CIDR (Classless Inter-Domain Routing), defined in RFC 4632, replaced the older classful addressing scheme (Class A, B, C) to provide more efficient IP address allocation. A CIDR notation like 192.168.1.0/24 represents a network where the first 24 bits are the network prefix, and the remaining 8 bits are for host addresses.

The 32-bit IPv4 Address Space

IPv4 addresses are 32-bit numbers, expressed as four octets (8 bits each) in dotted-decimal notation. This gives a total address space of approximately 4.3 billion unique addresses (2^32). The exhaustion of this space is why IPv6 was developed.

How Bitwise Masking Works

A subnet mask determines which portion of an IP address identifies the network and which identifies the host. For /24, the mask is 255.255.255.0 (binary: 11111111.11111111.11111111.00000000). The network address is calculated by applying the AND operation between the IP and the mask.
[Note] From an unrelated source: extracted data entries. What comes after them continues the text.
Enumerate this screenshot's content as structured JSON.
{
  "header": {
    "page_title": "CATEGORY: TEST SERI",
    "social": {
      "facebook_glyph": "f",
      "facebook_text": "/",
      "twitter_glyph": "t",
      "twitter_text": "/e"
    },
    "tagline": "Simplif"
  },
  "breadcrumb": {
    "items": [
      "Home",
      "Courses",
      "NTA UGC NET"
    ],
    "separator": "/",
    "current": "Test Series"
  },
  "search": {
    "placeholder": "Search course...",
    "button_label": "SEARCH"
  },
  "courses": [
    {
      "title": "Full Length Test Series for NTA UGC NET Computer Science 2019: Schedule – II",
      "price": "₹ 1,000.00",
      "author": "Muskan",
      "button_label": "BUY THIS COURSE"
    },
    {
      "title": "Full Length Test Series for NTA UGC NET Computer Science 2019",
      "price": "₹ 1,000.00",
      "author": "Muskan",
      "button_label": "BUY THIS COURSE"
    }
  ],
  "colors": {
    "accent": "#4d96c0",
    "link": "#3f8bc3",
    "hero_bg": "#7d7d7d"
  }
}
VLSM (Variable Length Subnet Masking)

VLSM allows subnets of different sizes within the same network, enabling more efficient use of IP address space. A /26 network (255.255.255.192) gives 4 subnets of 62 usable hosts each.

Usable Hosts

In any subnet, two addresses are reserved: the network address (all host bits = 0) and the broadcast address (all host bits = 1). For a /24, this means 254 usable hosts out of 256 total addresses.